Totalitarian Recall: Romania's Museum Of Communist Products

A plastic dachshund, made in Romania's Aradeanca toy factory.

A free-loving porcelain figurine, made in a factory in Alba Iulia, on the Mures River in Transylvania.

A cast of the coat of arms of socialist Romania. These are some of the thousands of relics of the country's communist past held in a basement in western Romania.

The Museum of the Communist Consumer is a ramshackle collection of seemingly every household product made during Romania's socialist period. 

The museum was opened by Ovidiu Mihaita in 2015 after years spent hunting through flea markets and trash cans for communist-era products.

A Ceausescu-themed calendar with a different propaganda image for every day of the year. A year after this 1988 calendar was in use, dictator Nicolae Ceausescu was overthrown and shot, along with his wife, in the bloodiest of Europe's anticommunist uprisings.

A sign reading "Ceausescu and the people," a common slogan of the era. Mihaita told RFE/RL that after the communist regime was overthrown, Romanians were eager to destroy relics linked to the hated ruler. "I remember in the '90s, in the schools we would throw pictures of Ceausescu out the windows. We wanted to physically get rid of the past."

But today, the museum has become an emotional portal into the youth of many Romanians. Mihaita said one man came to confess he had stolen a rare vintage packet of cigarettes from the museum. "He couldn't stop himself.... It's like you try to get back what you have lost, and it's very hard. I don't blame him."

Tins for sugar, rice, and flour in the "kitchen" area of the museum.

A lampshade in a section of the museum resembling a 1980s living room. One visitor to the museum wrote in an online review, "Romanians from our parents' generation who come here are very emotional and nostalgic. It's a replica of an apartment, with all the objects of that time. Many are excited.
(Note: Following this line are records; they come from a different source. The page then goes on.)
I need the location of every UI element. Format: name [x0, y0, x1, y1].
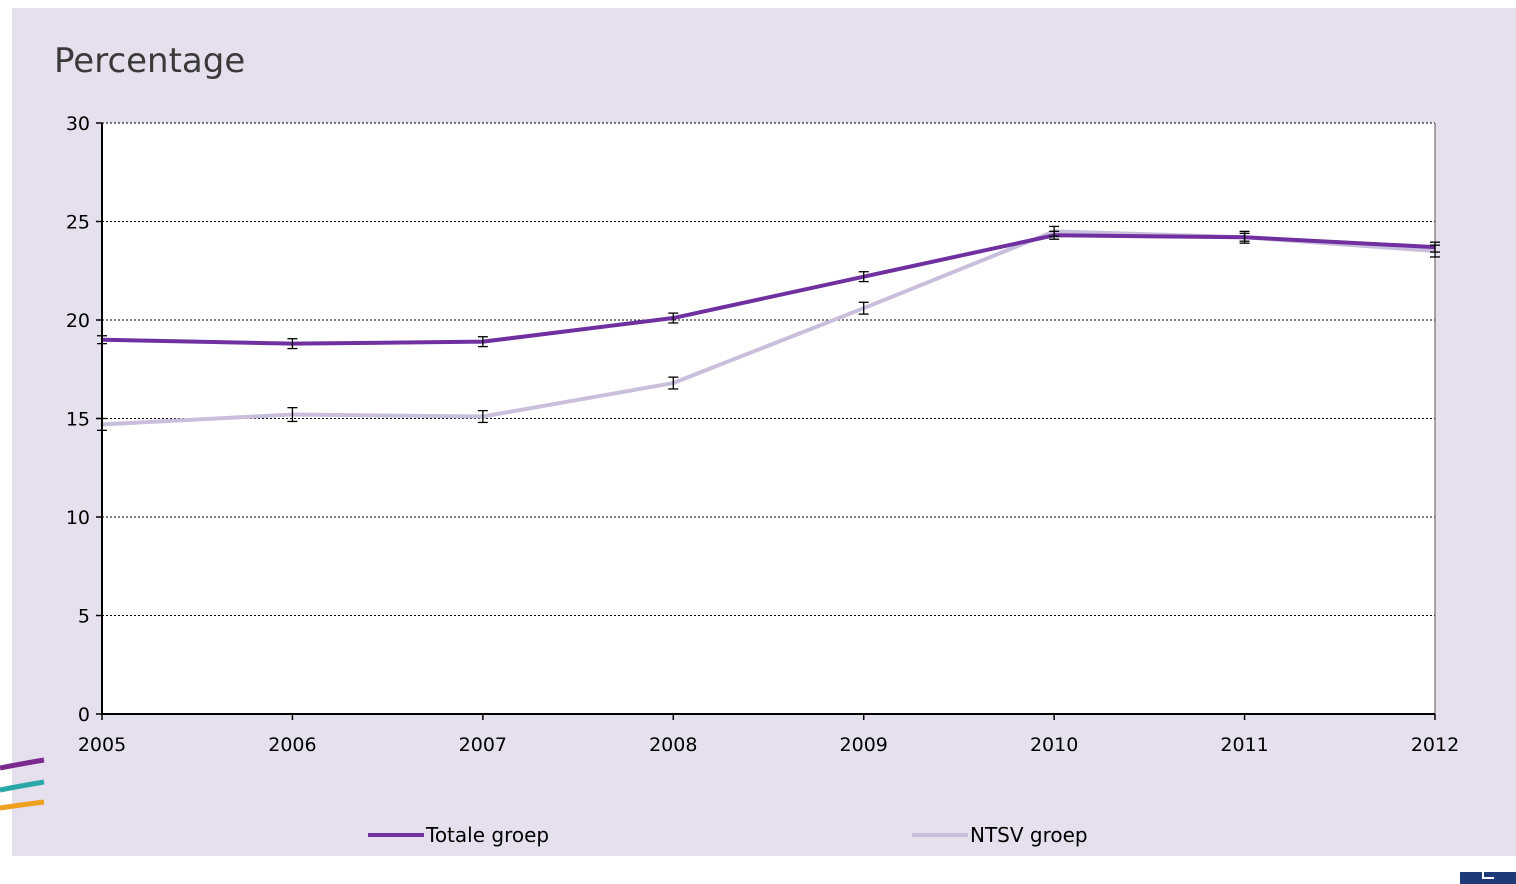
y-tick-label: 15: [66, 409, 90, 431]
y-tick-label: 30: [66, 113, 90, 135]
x-tick-label: 2006: [268, 734, 316, 756]
brand-swoosh-icon: [0, 760, 44, 808]
brand-logo-icon: [1460, 872, 1516, 884]
legend-label: NTSV groep: [970, 823, 1088, 847]
x-tick-label: 2012: [1411, 734, 1459, 756]
legend-label: Totale groep: [425, 823, 549, 847]
x-tick-label: 2008: [649, 734, 697, 756]
x-tick-label: 2005: [78, 734, 126, 756]
y-tick-label: 10: [66, 507, 90, 529]
y-tick-label: 20: [66, 310, 90, 332]
x-tick-label: 2011: [1220, 734, 1268, 756]
x-tick-label: 2010: [1030, 734, 1078, 756]
legend-item: NTSV groep: [912, 823, 1088, 847]
y-axis-title: Percentage: [54, 41, 245, 81]
y-tick-label: 25: [66, 212, 90, 234]
crown-icon: [1482, 872, 1494, 879]
legend-item: Totale groep: [368, 823, 549, 847]
legend: Totale groep NTSV groep: [368, 823, 1088, 847]
y-tick-label: 5: [78, 606, 90, 628]
y-tick-label: 0: [78, 704, 90, 726]
x-tick-label: 2009: [840, 734, 888, 756]
x-tick-label: 2007: [459, 734, 507, 756]
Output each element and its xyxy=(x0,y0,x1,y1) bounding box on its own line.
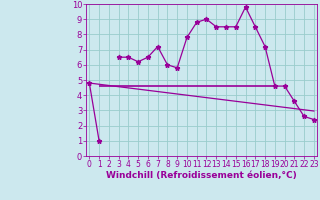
X-axis label: Windchill (Refroidissement éolien,°C): Windchill (Refroidissement éolien,°C) xyxy=(106,171,297,180)
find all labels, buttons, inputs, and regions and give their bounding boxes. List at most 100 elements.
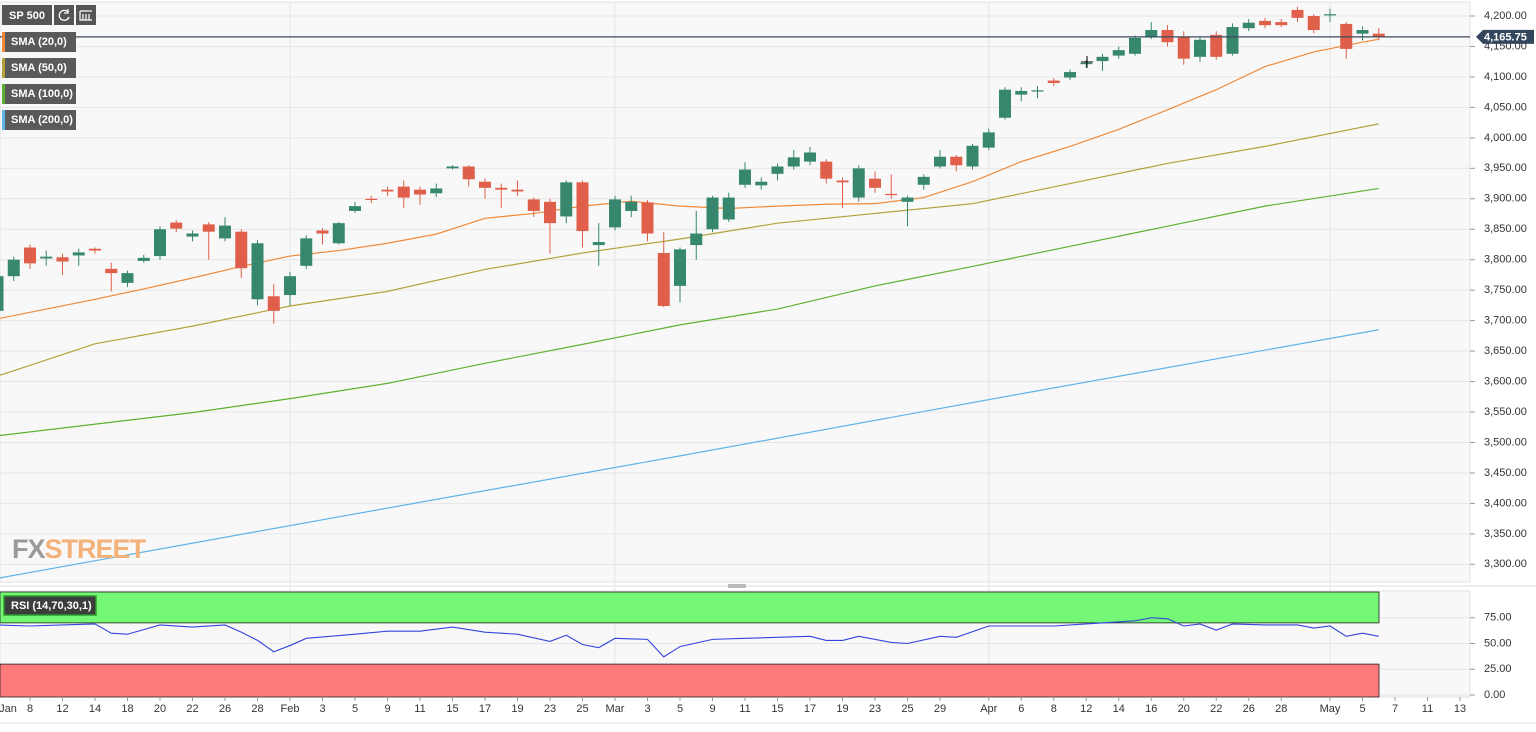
x-tick-label: 13 [1454,703,1466,715]
candle-body [722,197,735,220]
x-tick-label: 16 [1145,703,1157,715]
candle-body [609,199,621,228]
legend-label: SMA (200,0) [11,114,73,126]
candle-body [89,248,101,251]
rsi-label-box[interactable] [3,595,97,616]
candle-body [349,206,361,211]
symbol-box[interactable] [2,5,52,25]
legend: SP 500 SMA (20,0) SMA (50,0) SMA (100,0) SM… [2,5,96,130]
candle-body [1242,22,1255,29]
candle-body [950,156,963,166]
candle-body [479,181,491,188]
x-tick-label: 9 [709,703,715,715]
candle-body [0,276,4,311]
candle-body [56,257,69,262]
candle-body [170,222,183,229]
candle-body [771,166,784,174]
y-tick-label: 3,300.00 [1484,558,1527,570]
x-tick-label: 28 [1275,703,1287,715]
x-tick-label: Jan [0,703,17,715]
x-tick-label: 26 [219,703,231,715]
sma-line [0,123,1379,376]
candle-body [154,229,166,257]
candle-body [852,168,865,198]
candle-body [544,201,556,224]
x-tick-label: 25 [901,703,913,715]
y-tick-label: 25.00 [1484,663,1512,675]
x-tick-label: 15 [771,703,783,715]
y-tick-label: 0.00 [1484,689,1505,701]
candle-body [430,188,443,194]
legend-box[interactable] [2,58,76,78]
candle-body [1307,16,1320,31]
candle-body [72,252,85,256]
x-tick-label: 25 [576,703,588,715]
x-tick-label: 29 [934,703,946,715]
x-tick-label: 5 [677,703,683,715]
candle-body [462,166,475,180]
legend-box[interactable] [2,110,76,130]
candle-body [446,166,459,169]
x-tick-label: 11 [1422,703,1433,715]
candle-body [511,189,524,192]
x-tick-label: 5 [1359,703,1365,715]
candle-body [300,238,313,266]
x-tick-label: 8 [1051,703,1057,715]
x-tick-label: 20 [154,703,166,715]
x-tick-label: 9 [384,703,390,715]
y-tick-label: 3,400.00 [1484,497,1527,509]
candle-body [1210,34,1223,57]
x-tick-label: 14 [89,703,101,715]
candle-body [820,161,833,179]
legend-box[interactable] [2,84,76,104]
price-panel [0,1,1471,583]
candle-body [1291,9,1304,18]
candle-body [625,201,638,211]
candle-body [934,156,946,167]
x-tick-label: Feb [281,703,300,715]
rsi-label: RSI (14,70,30,1) [11,600,92,612]
candle-body [674,249,686,286]
candle-body [901,197,914,202]
candle-body [885,193,898,196]
resize-handle[interactable] [728,584,746,588]
rsi-line [0,617,1379,658]
x-tick-label: Apr [980,703,997,715]
x-tick-label: 17 [804,703,816,715]
candle-body [641,202,654,234]
candle-body [1112,50,1125,56]
candle-body [7,259,20,277]
candle-body [657,253,670,307]
refresh-icon [58,9,70,21]
x-tick-label: 5 [352,703,358,715]
x-tick-label: Mar [606,703,625,715]
watermark-left: FX [12,534,45,564]
watermark-right: STREET [45,534,147,564]
candle-body [804,152,816,162]
settings-icon [79,10,92,21]
sma-line [0,329,1379,579]
candle-body [267,296,280,311]
candle-body [560,182,573,217]
x-tick-label: 8 [27,703,33,715]
candle-body [381,189,394,192]
x-tick-label: 14 [1113,703,1125,715]
plot [0,6,1470,658]
x-tick-label: 11 [414,703,425,715]
candle-body [739,169,751,185]
legend-swatch [2,32,5,52]
refresh-button[interactable] [54,5,74,25]
candle-body [1161,30,1174,43]
x-tick-label: 22 [1210,703,1222,715]
x-tick-label: 22 [186,703,198,715]
candle-body [1015,90,1028,95]
oversold-zone [0,663,1380,698]
candle-body [576,182,589,232]
legend-box[interactable] [2,32,76,52]
x-tick-label: 19 [836,703,848,715]
candle-body [869,178,881,188]
candle-body [1145,30,1158,37]
y-tick-label: 3,650.00 [1484,345,1527,357]
candle-body [251,243,264,300]
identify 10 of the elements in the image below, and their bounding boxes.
Some even cry."

A board game, roughly based on Monopoly, called Privatization.

A porcelain figurine of a boy, presumably wearing his father's military boots and communist "budyonovka" cap.

A booted rooster toy made by the famous Aradeanca toy factory in Arad.

A box of music tapes. Krypton was a rock group founded in 1982 and warily tolerated by the communist authorities.

A cookbook titled Honey In The Kitchen. Mihaita said he is still hunting for certain communist-era items. "We're looking in every way we can, but some things are really hard to find."

Communist pennants in the hallway of the museum's mock apartment. The banner on the right was awarded to a band of workers who had won a "socialist contest" for productivity.

A sign reminding workers not to leave their station "without the boss's direct approval!"

A plastic orange tree. Mihaita told RFE/RL that it's impossible to say what his favorite object is. "It's like asking a child if they like Mum or Dad better."

Upstairs from the museum, trendy young locals relax in a bar called Scart Loc Lejer. Mihaita said he planned to open two more museums, "but those are secret for now."

A basement in Timisoara has become a bittersweet mecca for Romanians who lived through communism.